The small public sector banks must cut their exposure to corporates by a minimum of 15 percent by March 2019, the government has directed the PSBs. Instead the public lenders have been asked by the government to focus more on retail lending, The Indian Express reported. In a communication to chairpersons and CEOs of PSBs, detailing the government’s reforms agenda, Banking Secretary Rajiv Kumar has said  banks to ensure board-approved policies in place for achieving the loan exposure mix, for which they can pursue asset swaps and sales with the larger banks. Retail loans such as housing, vehicle and car loans typically exhibit low level of non-performing assets, while corporate loans have been mainly responsible for the build-up of stressed assets in the banking system, the report adds. “It is incumbent on PSBs that the trust reposed by the government translates into economic returns for the country. Holistic and wide ranging reforms need to therefore take place alongside, so that this capital is effectively utilised towards faster economic growth,” Kumar said in his letter.

The government has laid down a roadmap under which the government has asked smaller banks to first cut their corporate loan exposure to either below 40 percent by March 2019 or by at least 15 per cent from the September 2017 level, the Indian Express reported. The government earlier this month sought parliamentary nod for additional Rs 80,000 crore bonds for the PSBs which are sitting on a pile of Rs 9.5 lakh crore bad loans and approved a proposal for infusion of Rs 7,577 crore in 6 weak PSBs. According to CNBC-TV18, Arun Jaitley may choose the Budget presentation day, February 1, to announce bank merger proposals.
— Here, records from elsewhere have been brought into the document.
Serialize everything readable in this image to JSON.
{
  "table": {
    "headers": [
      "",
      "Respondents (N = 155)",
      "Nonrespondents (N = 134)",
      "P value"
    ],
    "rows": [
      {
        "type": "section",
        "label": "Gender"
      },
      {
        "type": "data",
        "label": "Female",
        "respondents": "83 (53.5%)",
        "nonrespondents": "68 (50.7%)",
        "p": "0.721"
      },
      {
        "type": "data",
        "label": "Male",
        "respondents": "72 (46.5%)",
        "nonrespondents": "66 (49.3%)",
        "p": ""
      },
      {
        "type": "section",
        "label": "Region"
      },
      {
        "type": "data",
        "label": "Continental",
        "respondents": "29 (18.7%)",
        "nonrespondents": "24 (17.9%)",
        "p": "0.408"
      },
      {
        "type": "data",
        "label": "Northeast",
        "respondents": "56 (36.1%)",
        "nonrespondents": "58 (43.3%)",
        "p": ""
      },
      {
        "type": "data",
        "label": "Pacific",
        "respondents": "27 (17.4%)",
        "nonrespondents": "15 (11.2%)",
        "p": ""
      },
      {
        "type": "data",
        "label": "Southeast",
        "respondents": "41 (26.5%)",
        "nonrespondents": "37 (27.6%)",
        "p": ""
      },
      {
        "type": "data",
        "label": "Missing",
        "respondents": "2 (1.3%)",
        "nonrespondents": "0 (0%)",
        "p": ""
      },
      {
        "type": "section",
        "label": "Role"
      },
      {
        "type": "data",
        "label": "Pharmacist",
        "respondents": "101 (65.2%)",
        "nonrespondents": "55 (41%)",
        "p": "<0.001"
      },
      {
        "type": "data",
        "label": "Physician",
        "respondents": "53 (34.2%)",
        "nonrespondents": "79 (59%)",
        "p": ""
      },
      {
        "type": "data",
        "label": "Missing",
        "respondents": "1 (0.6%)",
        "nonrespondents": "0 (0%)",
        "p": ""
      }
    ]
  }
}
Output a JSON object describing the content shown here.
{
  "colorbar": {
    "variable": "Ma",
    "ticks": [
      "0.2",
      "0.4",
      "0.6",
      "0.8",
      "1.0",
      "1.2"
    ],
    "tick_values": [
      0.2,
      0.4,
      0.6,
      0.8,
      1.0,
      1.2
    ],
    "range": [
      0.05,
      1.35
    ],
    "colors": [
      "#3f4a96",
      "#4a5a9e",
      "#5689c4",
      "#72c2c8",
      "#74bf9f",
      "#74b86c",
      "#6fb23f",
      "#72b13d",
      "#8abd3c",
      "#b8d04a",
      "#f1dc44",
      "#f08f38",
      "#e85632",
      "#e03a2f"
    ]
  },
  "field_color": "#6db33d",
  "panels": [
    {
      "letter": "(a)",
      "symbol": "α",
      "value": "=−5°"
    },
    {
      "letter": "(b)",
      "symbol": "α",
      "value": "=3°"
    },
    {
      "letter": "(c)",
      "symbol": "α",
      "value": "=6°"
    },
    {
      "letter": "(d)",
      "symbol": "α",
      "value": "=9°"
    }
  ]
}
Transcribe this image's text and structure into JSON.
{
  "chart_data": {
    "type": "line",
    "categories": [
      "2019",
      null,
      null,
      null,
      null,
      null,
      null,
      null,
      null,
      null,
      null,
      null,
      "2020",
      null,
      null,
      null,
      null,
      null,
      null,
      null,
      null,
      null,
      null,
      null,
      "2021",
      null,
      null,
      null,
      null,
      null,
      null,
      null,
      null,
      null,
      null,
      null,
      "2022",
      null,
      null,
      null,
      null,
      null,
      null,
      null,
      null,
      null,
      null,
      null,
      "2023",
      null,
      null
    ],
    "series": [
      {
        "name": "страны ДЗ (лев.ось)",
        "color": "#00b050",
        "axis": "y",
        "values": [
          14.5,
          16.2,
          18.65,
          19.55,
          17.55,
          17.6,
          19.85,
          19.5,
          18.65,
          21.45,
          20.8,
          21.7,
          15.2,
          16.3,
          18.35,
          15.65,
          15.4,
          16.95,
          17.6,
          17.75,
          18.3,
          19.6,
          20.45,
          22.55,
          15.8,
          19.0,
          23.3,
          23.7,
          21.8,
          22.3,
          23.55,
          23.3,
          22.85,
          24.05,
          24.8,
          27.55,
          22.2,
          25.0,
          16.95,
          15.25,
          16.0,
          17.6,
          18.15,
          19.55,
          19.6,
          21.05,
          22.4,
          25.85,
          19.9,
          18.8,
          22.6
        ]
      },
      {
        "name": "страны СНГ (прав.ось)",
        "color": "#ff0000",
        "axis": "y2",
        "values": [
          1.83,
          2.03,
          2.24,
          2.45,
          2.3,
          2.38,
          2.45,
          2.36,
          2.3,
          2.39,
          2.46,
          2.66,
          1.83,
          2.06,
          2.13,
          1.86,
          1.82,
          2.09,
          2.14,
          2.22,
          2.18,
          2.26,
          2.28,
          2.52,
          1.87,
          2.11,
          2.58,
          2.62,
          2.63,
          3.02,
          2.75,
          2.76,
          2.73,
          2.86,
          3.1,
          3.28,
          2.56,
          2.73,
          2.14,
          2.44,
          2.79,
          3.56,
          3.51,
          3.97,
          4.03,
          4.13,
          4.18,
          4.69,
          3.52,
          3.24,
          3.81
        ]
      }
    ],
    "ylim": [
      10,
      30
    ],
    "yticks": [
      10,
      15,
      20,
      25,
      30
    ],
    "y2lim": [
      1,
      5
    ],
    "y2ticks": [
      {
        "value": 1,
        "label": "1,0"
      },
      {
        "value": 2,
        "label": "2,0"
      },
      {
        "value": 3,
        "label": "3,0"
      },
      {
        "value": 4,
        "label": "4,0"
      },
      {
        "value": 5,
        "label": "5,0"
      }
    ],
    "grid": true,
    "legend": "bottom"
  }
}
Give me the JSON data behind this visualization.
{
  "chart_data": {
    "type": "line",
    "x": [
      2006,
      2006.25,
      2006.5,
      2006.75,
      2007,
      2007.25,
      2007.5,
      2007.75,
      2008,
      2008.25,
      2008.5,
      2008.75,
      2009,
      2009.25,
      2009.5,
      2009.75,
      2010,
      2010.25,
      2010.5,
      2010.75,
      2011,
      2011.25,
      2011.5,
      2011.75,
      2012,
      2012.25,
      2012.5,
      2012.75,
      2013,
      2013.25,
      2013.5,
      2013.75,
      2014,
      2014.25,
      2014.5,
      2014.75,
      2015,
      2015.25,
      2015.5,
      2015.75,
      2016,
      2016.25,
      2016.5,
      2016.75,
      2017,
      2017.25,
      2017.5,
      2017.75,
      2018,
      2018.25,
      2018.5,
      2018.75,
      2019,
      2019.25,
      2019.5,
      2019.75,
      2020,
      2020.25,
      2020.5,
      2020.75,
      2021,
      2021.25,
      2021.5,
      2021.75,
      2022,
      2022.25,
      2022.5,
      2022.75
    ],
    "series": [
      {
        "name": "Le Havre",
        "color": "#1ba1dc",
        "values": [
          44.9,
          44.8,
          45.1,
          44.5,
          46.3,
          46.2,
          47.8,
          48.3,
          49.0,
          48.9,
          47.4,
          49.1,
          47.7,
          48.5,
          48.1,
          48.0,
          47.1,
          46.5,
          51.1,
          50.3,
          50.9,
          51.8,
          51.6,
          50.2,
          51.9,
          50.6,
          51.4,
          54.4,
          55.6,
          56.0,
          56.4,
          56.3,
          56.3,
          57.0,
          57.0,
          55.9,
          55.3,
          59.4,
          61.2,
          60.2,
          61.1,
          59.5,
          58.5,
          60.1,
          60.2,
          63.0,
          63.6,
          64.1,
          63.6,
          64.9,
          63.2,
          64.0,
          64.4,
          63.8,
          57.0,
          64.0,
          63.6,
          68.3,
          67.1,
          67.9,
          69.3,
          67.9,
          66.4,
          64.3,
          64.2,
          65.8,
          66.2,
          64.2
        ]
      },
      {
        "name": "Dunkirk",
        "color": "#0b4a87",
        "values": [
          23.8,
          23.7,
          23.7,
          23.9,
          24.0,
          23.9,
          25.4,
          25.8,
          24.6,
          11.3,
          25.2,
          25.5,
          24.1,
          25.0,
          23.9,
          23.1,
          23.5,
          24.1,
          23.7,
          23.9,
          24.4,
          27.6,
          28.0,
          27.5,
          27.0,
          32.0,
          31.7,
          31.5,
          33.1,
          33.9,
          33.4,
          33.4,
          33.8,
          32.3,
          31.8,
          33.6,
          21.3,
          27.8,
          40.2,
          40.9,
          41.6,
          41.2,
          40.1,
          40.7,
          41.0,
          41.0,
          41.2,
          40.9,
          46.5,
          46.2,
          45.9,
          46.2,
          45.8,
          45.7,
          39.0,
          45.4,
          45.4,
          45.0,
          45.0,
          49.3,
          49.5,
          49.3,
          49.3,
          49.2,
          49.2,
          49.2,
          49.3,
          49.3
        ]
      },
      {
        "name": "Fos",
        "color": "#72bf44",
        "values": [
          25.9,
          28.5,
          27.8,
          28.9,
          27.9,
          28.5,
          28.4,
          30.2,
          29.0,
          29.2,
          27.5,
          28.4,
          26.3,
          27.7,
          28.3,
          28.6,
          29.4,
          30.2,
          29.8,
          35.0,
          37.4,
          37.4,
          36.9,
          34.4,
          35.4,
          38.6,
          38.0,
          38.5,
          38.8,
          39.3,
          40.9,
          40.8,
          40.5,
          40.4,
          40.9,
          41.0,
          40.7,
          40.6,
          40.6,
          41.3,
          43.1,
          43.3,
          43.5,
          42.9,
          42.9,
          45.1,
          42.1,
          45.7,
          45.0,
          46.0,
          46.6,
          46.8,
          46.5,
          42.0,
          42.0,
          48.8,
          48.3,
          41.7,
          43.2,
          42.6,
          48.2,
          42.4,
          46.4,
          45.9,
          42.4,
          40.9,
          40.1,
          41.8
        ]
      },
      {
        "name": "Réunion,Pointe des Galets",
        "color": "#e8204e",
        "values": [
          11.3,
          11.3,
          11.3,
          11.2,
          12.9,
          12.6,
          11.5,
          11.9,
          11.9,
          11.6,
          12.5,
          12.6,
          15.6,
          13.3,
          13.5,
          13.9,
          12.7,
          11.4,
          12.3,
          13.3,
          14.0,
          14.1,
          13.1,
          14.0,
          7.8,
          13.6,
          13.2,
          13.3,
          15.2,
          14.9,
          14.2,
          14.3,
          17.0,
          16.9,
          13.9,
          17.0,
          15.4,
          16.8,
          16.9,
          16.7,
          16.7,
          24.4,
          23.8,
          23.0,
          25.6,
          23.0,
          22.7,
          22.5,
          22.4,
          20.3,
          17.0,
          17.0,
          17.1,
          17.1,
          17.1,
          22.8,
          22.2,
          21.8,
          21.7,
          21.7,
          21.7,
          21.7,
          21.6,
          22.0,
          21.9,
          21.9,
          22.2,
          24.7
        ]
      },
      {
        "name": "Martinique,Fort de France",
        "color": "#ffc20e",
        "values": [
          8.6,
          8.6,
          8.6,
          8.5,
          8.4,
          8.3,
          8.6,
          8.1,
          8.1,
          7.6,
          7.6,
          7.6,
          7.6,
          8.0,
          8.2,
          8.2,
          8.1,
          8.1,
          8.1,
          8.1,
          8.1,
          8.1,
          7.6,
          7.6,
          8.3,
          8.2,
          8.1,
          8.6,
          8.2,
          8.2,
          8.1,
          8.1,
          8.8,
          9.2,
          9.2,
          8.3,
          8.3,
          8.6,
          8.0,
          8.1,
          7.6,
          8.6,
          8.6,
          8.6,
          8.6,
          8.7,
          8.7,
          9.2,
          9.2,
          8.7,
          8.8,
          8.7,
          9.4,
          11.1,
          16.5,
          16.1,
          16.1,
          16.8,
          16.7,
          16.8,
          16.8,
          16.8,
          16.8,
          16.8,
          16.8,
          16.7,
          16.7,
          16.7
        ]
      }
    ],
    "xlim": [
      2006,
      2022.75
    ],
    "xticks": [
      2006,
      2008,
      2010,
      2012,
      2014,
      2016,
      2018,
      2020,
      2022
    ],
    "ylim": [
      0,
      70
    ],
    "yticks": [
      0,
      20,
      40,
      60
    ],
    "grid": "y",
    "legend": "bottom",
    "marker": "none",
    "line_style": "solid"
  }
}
Here’s all you need to know in 10 points bank recapitalisation plan

  1. The government plans to recapitalise banks over the next two years improve the lending capacity of the banks.
  2. The Union Cabinet approved a massive Rs 2.11 lakh crore for recapitalisation of banks
  3. Of the 2.11 lakh crore, 1.35 lakh crore will be from front-loaded recapitalisation bonds and remaining 76,000 crore from budgetary allocations and market raising.
  4. Recap Bonds are used as payment for the shares bought by the government to ailing banks in a bid to raise their capitals, without allowing to expand the fiscal deficit target. Its nature will be decided in due course, Arun Jaitley said.
  5. The impact of bank recapitalisation plan on fiscal deficit will depend on nature of bonds. Globally, the issuance of recapitalisation bonds does not impact fiscal spending. The issuance of bonds will also spread over two years.
  6. Finance Minister Arun Jaitley called the step “bold” and said it would be followed by a series of reforms. However, he did not give details on them.
  7. The government will give Rs 18,000 crore to banks under the Indradhanush plan. Introduced in 2015, the Indradhanush plan was meant to infuse Rs 70,000 crore in state-run banks over four years to meet their capital requirement in line with global risk norms, known as Basel-III.
  8. Earlier in 2015-2016, public sector banks were given Rs 25,000 crore, and a similar amount has been earmarked for the following years. Besides, Rs 10,000 crore each would be infused in 2017-18 and 2018-19.
  9. 21 public sector banks account for more than two-thirds of banking assets. These banks also account for a record 9.5 lakh crore of bad loans or non-performing assets.
  10. In India, power, steel, road infrastructure and textiles sectors are the biggest loan defaulters of state-owned banks.